Usually, one working model is being proposed for each parameter of interest and results in different sets of calibration weights for estimating different parameters.
This paper considers calibration using multiple working regression models for estimating a single or multiple parameters. Contrary to a common belief that overfitting hurts efficiency, we present three rather unexpected results.
First, when the missing probability is correctly specified and multiple working regression models for the conditional mean are posited, calibration enjoys an oracle property: the same semiparametric efficiency bound is attained as if the true outcome model is known in advance.
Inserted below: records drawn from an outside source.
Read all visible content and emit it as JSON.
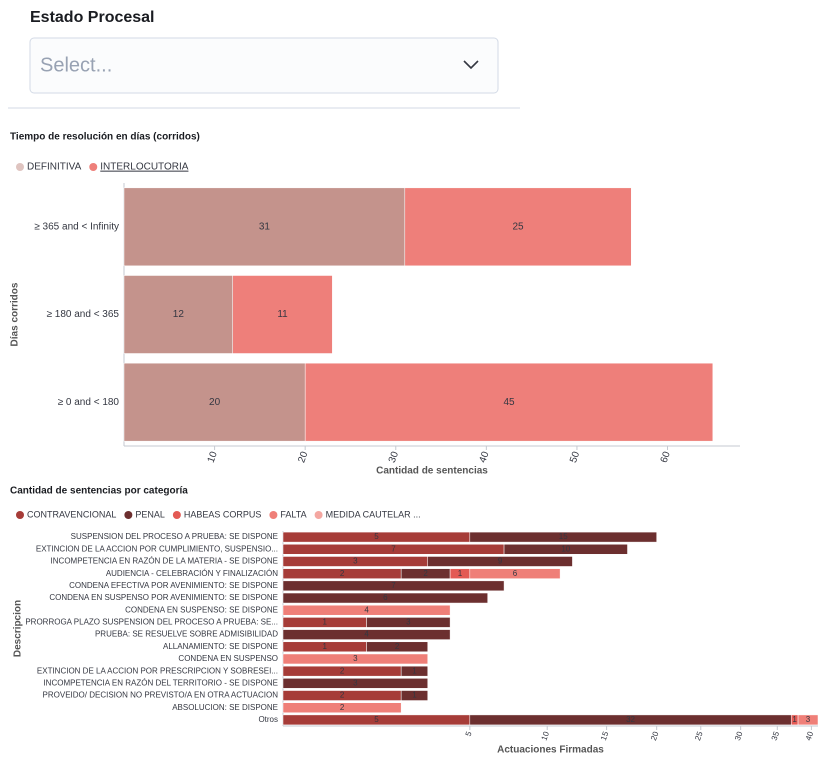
{
  "field": {
    "label": "Estado Procesal",
    "placeholder": "Select..."
  },
  "chart_data": [
    {
      "type": "bar",
      "orientation": "horizontal",
      "stacked": true,
      "title": "Tiempo de resolución en días (corridos)",
      "xlabel": "Cantidad de sentencias",
      "ylabel": "Días corridos",
      "categories": [
        "≥ 365 and < Infinity",
        "≥ 180 and < 365",
        "≥ 0 and < 180"
      ],
      "series": [
        {
          "name": "DEFINITIVA",
          "color": "#c4938c",
          "values": [
            31,
            12,
            20
          ]
        },
        {
          "name": "INTERLOCUTORIA",
          "color": "#ee7f7a",
          "values": [
            25,
            11,
            45
          ]
        }
      ],
      "xlim": [
        0,
        68
      ],
      "xticks": [
        10,
        20,
        30,
        40,
        50,
        60
      ],
      "xscale": "linear",
      "legend": "top-left"
    },
    {
      "type": "bar",
      "orientation": "horizontal",
      "stacked": true,
      "title": "Cantidad de sentencias por categoría",
      "xlabel": "Actuaciones Firmadas",
      "ylabel": "Descripcion",
      "categories": [
        "SUSPENSION DEL PROCESO A PRUEBA: SE DISPONE",
        "EXTINCION DE LA ACCION POR CUMPLIMIENTO, SUSPENSIO...",
        "INCOMPETENCIA EN RAZÓN DE LA MATERIA - SE DISPONE",
        "AUDIENCIA - CELEBRACIÓN Y FINALIZACIÓN",
        "CONDENA EFECTIVA POR AVENIMIENTO: SE DISPONE",
        "CONDENA EN SUSPENSO POR AVENIMIENTO: SE DISPONE",
        "CONDENA EN SUSPENSO: SE DISPONE",
        "PRORROGA PLAZO SUSPENSION DEL PROCESO A PRUEBA: SE...",
        "PRUEBA: SE RESUELVE SOBRE ADMISIBILIDAD",
        "ALLANAMIENTO: SE DISPONE",
        "CONDENA EN SUSPENSO",
        "EXTINCION DE LA ACCION POR PRESCRIPCION Y SOBRESEI...",
        "INCOMPETENCIA EN RAZÓN DEL TERRITORIO - SE DISPONE",
        "PROVEIDO/ DECISION NO PREVISTO/A EN OTRA ACTUACION",
        "ABSOLUCION: SE DISPONE",
        "Otros"
      ],
      "series": [
        {
          "name": "CONTRAVENCIONAL",
          "color": "#a63c38",
          "values": [
            5,
            7,
            3,
            2,
            null,
            null,
            null,
            1,
            null,
            1,
            null,
            2,
            null,
            2,
            null,
            5
          ]
        },
        {
          "name": "PENAL",
          "color": "#6c2f2f",
          "values": [
            15,
            10,
            9,
            2,
            7,
            6,
            null,
            3,
            4,
            2,
            null,
            1,
            3,
            1,
            null,
            32
          ]
        },
        {
          "name": "HABEAS CORPUS",
          "color": "#e35a54",
          "values": [
            null,
            null,
            null,
            1,
            null,
            null,
            null,
            null,
            null,
            null,
            null,
            null,
            null,
            null,
            null,
            1
          ]
        },
        {
          "name": "FALTA",
          "color": "#ef7f78",
          "values": [
            null,
            null,
            null,
            6,
            null,
            null,
            4,
            null,
            null,
            null,
            3,
            null,
            null,
            null,
            2,
            3
          ]
        },
        {
          "name": "MEDIDA CAUTELAR ...",
          "color": "#f4a7a1",
          "values": [
            null,
            null,
            null,
            null,
            null,
            null,
            null,
            null,
            null,
            null,
            null,
            null,
            null,
            null,
            null,
            null
          ]
        }
      ],
      "xlim": [
        0,
        41
      ],
      "xticks": [
        5,
        10,
        15,
        20,
        25,
        30,
        35,
        40
      ],
      "xscale": "sqrt",
      "legend": "top-left"
    }
  ]
}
Second, when the missing data mechanism is misspecified, calibration can still be a consistent estimator when any one of the outcome regression models is correctly specified.
Third, a common set of calibration weights can be used to improve efficiency in estimating multiple parameters of interest and can simultaneously attain semiparametric efficiency bounds for all parameters of interest.
We provide connections of a wide class of calibration estimators, constructed based on generalized empirical likelihood, to many existing estimators in biostatistics, econometrics and survey sampling and perform simulation studies to show that the finite sample properties of calibration estimators conform well with the theoretical results being studied.